Snow Birds
Already it seems as if we might just have dreamed it.
Once upon a time, one Saturday morning in February, we woke up in a crystal palace.
A thick and flawless blanket of snow had fallen silently through the Vancouver night. The sun had come out. Everything looked like a fairy tale.
The landscape itself was breathtaking so we just stood around, being robbed of breath.
Movement in my the trees made me think “… and there are birds.”
Not only is there landscape, but there are BIRDS in it. It felt like a surprise gift.
Of course I know this — given that I think about, follow, write about, and photograph the darn things every day of my life. But somehow it just struck me then that birds are like an extra dimension. Like a new hue in the colour spectrum. A huge bonus.
It made me remember that I didn’t really notice birds much until my 50’s.
In my twenties, I lived in a cabin miles from anywhere, and there must have been many birds in my solitary world. Somehow I remember the trees, the moss, lichen and wild flowers in great detail, but no birds.
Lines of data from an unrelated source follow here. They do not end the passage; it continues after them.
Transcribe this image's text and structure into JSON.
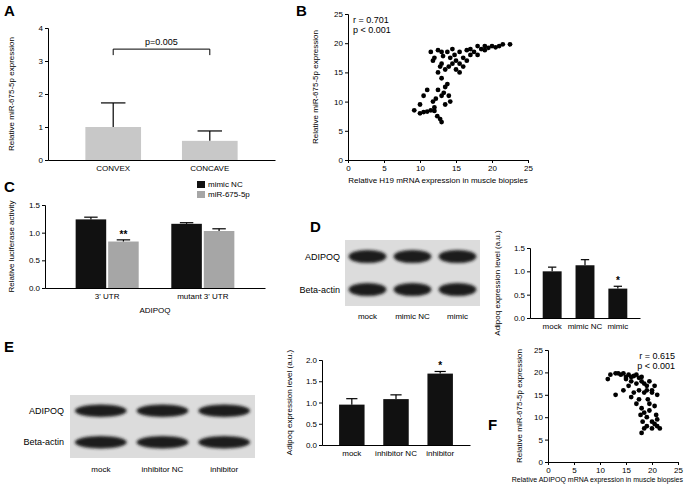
{
  "chart_data": [
    {
      "type": "bar",
      "panel": "A",
      "ylabel": "Relative miR-675-5p expression",
      "categories": [
        "CONVEX",
        "CONCAVE"
      ],
      "values": [
        1.0,
        0.58
      ],
      "errors": [
        0.73,
        0.3
      ],
      "color": "#c8c8c8",
      "ylim": [
        0,
        4
      ],
      "yticks": [
        0,
        1,
        2,
        3,
        4
      ],
      "annotation": "p=0.005"
    },
    {
      "type": "scatter",
      "panel": "B",
      "ylabel": "Relative miR-675-5p expression",
      "xlabel": "Relative H19 mRNA expression in muscle biopsies",
      "annotations": [
        "r = 0.701",
        "p < 0.001"
      ],
      "color": "#000000",
      "marker": "circle",
      "xlim": [
        0,
        25
      ],
      "xticks": [
        0,
        5,
        10,
        15,
        20,
        25
      ],
      "ylim": [
        0,
        25
      ],
      "yticks": [
        0,
        5,
        10,
        15,
        20,
        25
      ],
      "x": [
        9.2,
        10,
        10.5,
        11,
        11.5,
        12,
        12.4,
        12.8,
        13,
        11.8,
        12.2,
        13,
        13.3,
        12.5,
        13.5,
        13.8,
        14,
        12,
        13.5,
        14.2,
        13,
        12.5,
        13.5,
        14,
        13,
        12,
        13,
        12.5,
        11.5,
        11.8,
        13.8,
        14.2,
        14.5,
        15,
        15.5,
        16,
        15,
        14.8,
        15.5,
        16,
        16.5,
        17,
        17.5,
        18,
        18.5,
        19,
        19.5,
        20,
        20.5,
        21,
        21.5,
        22.5,
        17,
        18,
        16.5,
        19,
        15.5,
        14.5,
        13.2,
        12.8,
        10.5,
        11,
        10
      ],
      "y": [
        8.5,
        8,
        8.2,
        8.3,
        8.5,
        8.4,
        7.5,
        7,
        6.5,
        10,
        10.5,
        11,
        11.5,
        12,
        12.5,
        13,
        11,
        9,
        9.5,
        10,
        14,
        15,
        15.5,
        16,
        16.5,
        17.5,
        18.5,
        18.8,
        18.5,
        17,
        18.5,
        17.5,
        16.5,
        15.5,
        15,
        16,
        17,
        18,
        18.5,
        17.5,
        17,
        18,
        18.5,
        18,
        19,
        18.8,
        19.2,
        19.5,
        19.3,
        19.5,
        19.8,
        19.8,
        19,
        19.5,
        18.8,
        19.5,
        16.5,
        19,
        17.8,
        16,
        11,
        12,
        9.5
      ]
    },
    {
      "type": "bar",
      "panel": "C",
      "ylabel": "Relative luciferase activity",
      "xlabel": "ADIPOQ",
      "categories": [
        "3' UTR",
        "mutant 3' UTR"
      ],
      "legend": "top-right",
      "series": [
        {
          "name": "mimic NC",
          "color": "#111111",
          "values": [
            1.24,
            1.16
          ],
          "errors": [
            0.04,
            0.02
          ],
          "significance": [
            null,
            null
          ]
        },
        {
          "name": "miR-675-5p",
          "color": "#a6a6a6",
          "values": [
            0.84,
            1.03
          ],
          "errors": [
            0.03,
            0.04
          ],
          "significance": [
            "**",
            null
          ]
        }
      ],
      "ylim": [
        0,
        1.5
      ],
      "yticks": [
        {
          "value": 0,
          "label": "0.0"
        },
        {
          "value": 0.5,
          "label": "0.5"
        },
        {
          "value": 1,
          "label": "1.0"
        },
        {
          "value": 1.5,
          "label": "1.5"
        }
      ]
    },
    {
      "type": "blot",
      "panel": "D",
      "rows": [
        "ADIPOQ",
        "Beta-actin"
      ],
      "lanes": [
        "mock",
        "mimic NC",
        "mimic"
      ]
    },
    {
      "type": "bar",
      "ylabel": "Adipoq expression level (a.u.)",
      "categories": [
        "mock",
        "mimic NC",
        "mimic"
      ],
      "values": [
        1.0,
        1.13,
        0.63
      ],
      "errors": [
        0.09,
        0.12,
        0.05
      ],
      "significance": [
        null,
        null,
        "*"
      ],
      "color": "#111111",
      "ylim": [
        0,
        1.5
      ],
      "yticks": [
        {
          "value": 0,
          "label": "0.0"
        },
        {
          "value": 0.5,
          "label": "0.5"
        },
        {
          "value": 1,
          "label": "1.0"
        },
        {
          "value": 1.5,
          "label": "1.5"
        }
      ]
    },
    {
      "type": "blot",
      "panel": "E",
      "rows": [
        "ADIPOQ",
        "Beta-actin"
      ],
      "lanes": [
        "mock",
        "inhibitor NC",
        "inhibitor"
      ]
    },
    {
      "type": "bar",
      "ylabel": "Adipoq expression level (a.u.)",
      "categories": [
        "mock",
        "inhibitor NC",
        "inhibitor"
      ],
      "values": [
        0.95,
        1.08,
        1.68
      ],
      "errors": [
        0.14,
        0.1,
        0.05
      ],
      "significance": [
        null,
        null,
        "*"
      ],
      "color": "#111111",
      "ylim": [
        0,
        2
      ],
      "yticks": [
        {
          "value": 0,
          "label": "0.0"
        },
        {
          "value": 0.5,
          "label": "0.5"
        },
        {
          "value": 1,
          "label": "1.0"
        },
        {
          "value": 1.5,
          "label": "1.5"
        },
        {
          "value": 2,
          "label": "2.0"
        }
      ]
    },
    {
      "type": "scatter",
      "panel": "F",
      "ylabel": "Relative miR-675-5p expression",
      "xlabel": "Relative ADIPOQ mRNA expression in muscle biopsies",
      "annotations": [
        "r = 0.615",
        "p < 0.001"
      ],
      "color": "#000000",
      "marker": "circle",
      "xlim": [
        0,
        25
      ],
      "xticks": [
        0,
        5,
        10,
        15,
        20,
        25
      ],
      "ylim": [
        0,
        25
      ],
      "yticks": [
        0,
        5,
        10,
        15,
        20,
        25
      ],
      "x": [
        12,
        13,
        13.5,
        14,
        14.5,
        15,
        15.5,
        16,
        16.5,
        17,
        17.5,
        18,
        15,
        16,
        17,
        18,
        18.5,
        19,
        19.5,
        20,
        20.5,
        15.5,
        14.5,
        16.5,
        17.5,
        18.5,
        19,
        20,
        21,
        17,
        18,
        18.5,
        19,
        19.5,
        20,
        20.5,
        21,
        19,
        18.5,
        18,
        20,
        21,
        19.5,
        20.5,
        17.5,
        16,
        13,
        11.5,
        21.5,
        20.8,
        18.2,
        17.8,
        19.2
      ],
      "y": [
        19.5,
        19.8,
        19.8,
        19.5,
        19.8,
        19,
        19.5,
        19,
        19.2,
        19.5,
        18.8,
        19,
        18.5,
        18,
        17.5,
        18,
        17.5,
        17,
        18,
        16,
        17,
        17,
        16,
        15.5,
        16,
        15.5,
        16,
        15.5,
        15,
        13,
        12,
        11,
        10,
        11.5,
        9,
        8.5,
        8,
        8,
        7.5,
        6.5,
        7.5,
        9.5,
        13,
        12.5,
        14,
        14.5,
        15,
        18.5,
        7.5,
        10.5,
        9,
        10.5,
        14
      ]
    }
  ]
}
There must have been ravens, for heaven’s sake, but I just didn’t register them.
People often ask me how I came to start taking pictures of crows and other birds.
When both of my parents died within a couple of years of each other (almost twenty years ago now) I started photographing as a form of home-made therapy. I obsessively made very closely observed portraits of plants for several years, eventually turning it into my profession.
I can’t remember what year it was, but I was out in the garden, hunched over a hosta (as per usual) when I heard some crows making a terrific racket above me. I’m sure this was not the first time, but for some reason that day my head, tilted for so many years towards the earth, turned to look at the sky. In my mind, there was a creaking sound as I made the adjustment.
There are birds.
I finally noticed.
Better late than never, I guess.
And, as many of you know, once you start noticing crows, there’s no going back.
And they’re just the thin end of the wedge. Once you start watching crows, the next thing you know, there are house sparrows and starlings and robins and chickadees and flickers. And, good grief, was that a hummingbird …?
So, the snow day, beautiful as the scenery was, also served to make me appreciate the bird dimension of landscape all over again.
It was as if I’d forgotten about them all for a minute and then remembered.